The county’s test positivity rate was at 3.2% as of Friday morning, close to the county’s suspension standard for the program — exceeding 3.25%.

Between Oct. 1 and 11, the county had not exceeded 3.25%.

Asked whether the county would suspend the program, Mary Anderson, a spokeswoman for the county’s health department, said Friday that more information would probably be released on Monday.

“We have not made any decision at this time,” she said.

When the County Council approved the program on Oct. 1, Council Member Hans Riemer was the only member to vote against it, citing concerns that it would lead to more positive cases.

In an interview on Friday, Riemer said the executive order was clear about when the program should be suspended.
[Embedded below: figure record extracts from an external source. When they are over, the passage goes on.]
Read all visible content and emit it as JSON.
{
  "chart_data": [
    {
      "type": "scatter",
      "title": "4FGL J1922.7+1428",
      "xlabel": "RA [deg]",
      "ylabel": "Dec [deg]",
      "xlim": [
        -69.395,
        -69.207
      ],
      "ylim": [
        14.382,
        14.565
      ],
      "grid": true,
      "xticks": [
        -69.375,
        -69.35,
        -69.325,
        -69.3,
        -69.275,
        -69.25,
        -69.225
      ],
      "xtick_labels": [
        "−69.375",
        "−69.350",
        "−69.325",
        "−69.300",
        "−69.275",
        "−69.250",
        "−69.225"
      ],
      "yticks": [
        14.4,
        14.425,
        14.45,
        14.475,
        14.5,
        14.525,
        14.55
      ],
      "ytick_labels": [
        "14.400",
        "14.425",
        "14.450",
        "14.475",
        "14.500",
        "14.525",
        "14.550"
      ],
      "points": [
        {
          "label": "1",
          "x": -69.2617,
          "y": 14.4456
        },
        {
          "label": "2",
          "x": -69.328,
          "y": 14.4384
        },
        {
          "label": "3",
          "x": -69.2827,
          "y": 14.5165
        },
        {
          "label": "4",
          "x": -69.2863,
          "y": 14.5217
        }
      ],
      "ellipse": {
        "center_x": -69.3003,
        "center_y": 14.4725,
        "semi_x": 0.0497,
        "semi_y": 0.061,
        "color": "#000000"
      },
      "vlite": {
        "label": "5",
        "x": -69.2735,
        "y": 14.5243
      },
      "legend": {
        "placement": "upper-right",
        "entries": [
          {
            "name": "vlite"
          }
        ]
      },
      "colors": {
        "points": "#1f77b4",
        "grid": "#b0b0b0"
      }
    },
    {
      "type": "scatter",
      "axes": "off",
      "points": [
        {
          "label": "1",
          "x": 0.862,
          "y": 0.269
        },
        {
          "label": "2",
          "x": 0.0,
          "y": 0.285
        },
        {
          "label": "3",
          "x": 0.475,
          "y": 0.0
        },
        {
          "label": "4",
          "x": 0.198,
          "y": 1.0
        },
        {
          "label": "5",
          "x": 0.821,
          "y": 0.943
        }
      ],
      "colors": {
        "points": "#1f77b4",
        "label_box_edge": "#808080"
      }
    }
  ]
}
“We’re already above that [threshold for new cases]. We’ve been above that,” he said. “So I think by the plain language of the order, it should be suspended.

“I think that they might be talking about trying to change it. I think it is concerning that they put it forward and they said there’s all kinds of safeguards in here and then we almost immediately exceeded the limits that they put in there and they haven’t done anything.”

Riemer said he heard that the administration is considering shifting the standard to a seven-day average instead of a three-day average for new cases.

Barry Hudson, a spokesman for the county, told Bethesda Beat Friday afternoon that he did not know if the county is considering suspend the program or changing the benchmarks.

“What’s hard to determine is if [the uptick in cases] is an anomaly,” he said. “Is it an anomaly or is this going to be sustained? .. That’s why next week, we’ll have a stronger perspective on it than right now.”

“To be generous,” Riemer said, “I think they’re also trying to understand if the rise of cases is a result of more testing or not. But I think they’re also seeing it’s probably not. … Long story short, I think they need to go ahead and follow through on the policy because we’re already exceeding the limits that were set.”

Riemer said he can understand using a seven-day average, since if a three-day average fluctuated, it would mean shutting down and reopening the program within days.

“That kind of zig-zagging and back-and-forth would be terrible because it would make enforcement impossible,” he said. “Businesses would give up and become likely to just violate the ordinance because it would be unworkable.

It’s unrealistic to expect customers to know any given day what the three-day case count is. It’s unmanageable. I think it’s borne itself out immediately already.”